Sue Ann Hamm, the ex-wife of Oklahoma oil magnate Harold Hamm who was awarded cash and assets worth more than $1 billion in the couple's divorce this week, plans to appeal the judgment on grounds that it grossly undervalues the marital wealth she is entitled to.
Feeling shortchanged by a ruling that allows the Continental Resources chief executive officer to keep around 94 percent of the estimated $18 billion rise in his Continental shares during a 26-year marriage, Sue Ann Hamm will appeal within a few weeks, one of her lawyers, Ron Barber, told Reuters on Thursday.
She believes the decision was "not equitable," Barber said.
On Monday, Oklahoma County Court Judge Howard Haralson ordered the CEO, who is believed to own more oil than any other American, to pay his ex-wife $995 million. The ruling allows her to keep additional assets, including a California ranch and an Oklahoma home, worth tens of millions more.
The Hamm v. Hamm divorce judgment is one of the largest in U.S. history, but Sue Ann's award is a small fraction of the wealth Haralson allowed Harold Hamm to keep.
He holds more than 68 percent of Continental's stock, a stake valued at around $13.5 billion today. It was worth more than $18 billion before the 9 1/2-week divorce trial began in August. Continental shares have fallen sharply since then, in line with global oil prices.
Haralson ruled that $1.4 billion of the growth in his Continental shares during the marriage was "marital capital" to be split with Sue Ann. The rest was awarded to Harold as “separate property.”
“Sue Ann is disappointed in the outcome of this case. She dedicated 25 years as Harold’s faithful partner in family and business,” Barber said.
A lawyer and economist, Sue Ann Hamm worked at Continental during stretches of the couple’s marriage, which began in 1988. At one point, the ruling says, she was an executive in charge of Continental's crude marketing division. She left the company in 2008. At other times she worked in the home, helping to raise the couple's two children.
In Oklahoma, a divorce appeal can be heard by a State Court of Appeals panel or the Oklahoma Supreme Court.
A higher court could review the case and affirm Haralson’s judgment, or modify the award. It could also send the case back to Haralson to be re-tried.
Family law experts say the process could take anywhere from 18 months to several years. Sue Ann Hamm has 30 days from when the ruling was filed, on Nov. 10, to appeal it.

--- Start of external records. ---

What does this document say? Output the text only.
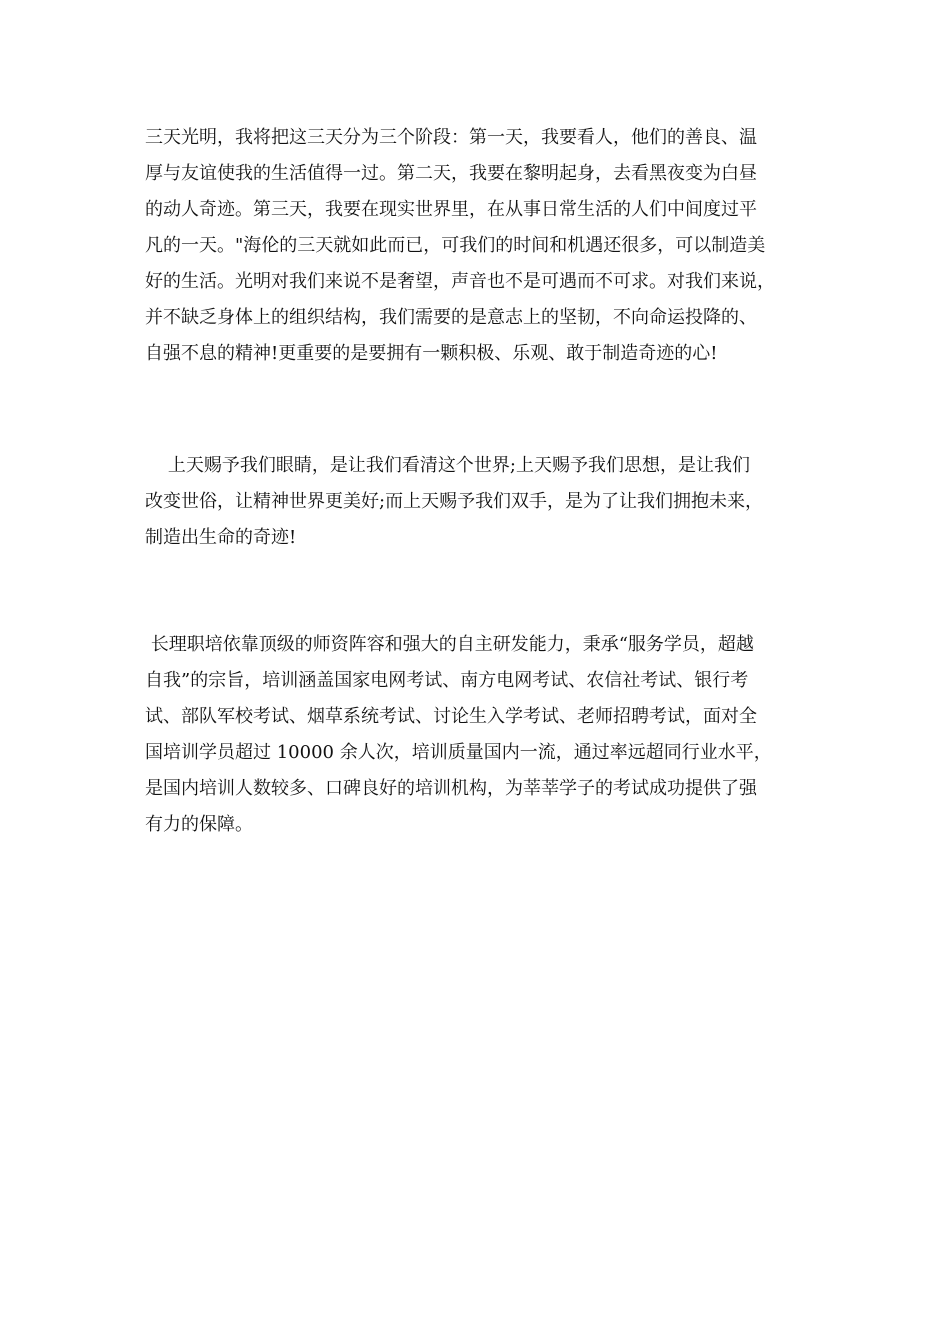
三天光明，我将把这三天分为三个阶段：第一天，我要看人，他们的善良、温
厚与友谊使我的生活值得一过。第二天，我要在黎明起身，去看黑夜变为白昼
的动人奇迹。第三天，我要在现实世界里，在从事日常生活的人们中间度过平
凡的一天。"海伦的三天就如此而已，可我们的时间和机遇还很多，可以制造美
好的生活。光明对我们来说不是奢望，声音也不是可遇而不可求。对我们来说，
并不缺乏身体上的组织结构，我们需要的是意志上的坚韧，不向命运投降的、
自强不息的精神!更重要的是要拥有一颗积极、乐观、敢于制造奇迹的心!
上天赐予我们眼睛，是让我们看清这个世界;上天赐予我们思想，是让我们
改变世俗，让精神世界更美好;而上天赐予我们双手，是为了让我们拥抱未来，
制造出生命的奇迹!
长理职培依靠顶级的师资阵容和强大的自主研发能力，秉承“服务学员，超越
自我”的宗旨，培训涵盖国家电网考试、南方电网考试、农信社考试、银行考
试、部队军校考试、烟草系统考试、讨论生入学考试、老师招聘考试，面对全
国培训学员超过 10000 余人次，培训质量国内一流，通过率远超同行业水平，
是国内培训人数较多、口碑良好的培训机构，为莘莘学子的考试成功提供了强
有力的保障。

As part of Monday's ruling, Haralson ordered Harold Hamm to pay his ex-wife more than $322 million by Dec. 31, and continue with monthly payments of at least $7 million until he covers an additional $650 million balance. She has received around $23 million from the marital estate since filing for divorce in 2012.
To secure the judgment, Haralson placed a lien on 20 million shares of the CEO’s Continental stock. Whether an appeal would alter the payment schedule remains unclear.
Craig Box, an attorney for Harold Hamm, said the CEO considers Haralson’s ruling to be “fair and equitable.” Hamm declined to comment on the prospect on an appeal.
The Hamm divorce is a "personal matter," said Continental spokeswoman Kristin Miskovsky. The company has said the case has no impact on business.
Following the news, shares of Continental extended earlier losses. They fell 3.1 percent on the day as U.S. oil prices sank below $80 per barrel for the first time in four years.
The Hamms had no prenuptial agreement. During their marriage, Continental's value soared by around 400-fold, and Hamm, the 13th child of sharecroppers, became Oklahoma's richest person.
Hamm, 68, founded Continental in 1967, more than two decades before he married Sue Ann. But Oklahoma law typically requires that the enhanced value of premarital property be split "equitably" in a divorce if it resulted from the efforts or skills of either spouse during marriage.
Haralson attributed most of Continental's growth during the marriage to passive or market factors, including rising oil prices and new drilling technologies.
Continental holds a leading position in the Bakken Shale, the largest U.S. oil discovery in decades. Harold Hamm is often credited with pioneering its development.
During the trial, his lawyers contended that passive factors and the "teamwork" of others at Continental accounted for most of the company's dazzling growth during the marriage.
"We believe that Harold should be given more credit for Continental's success," Sue Ann Hamm's lawyers said.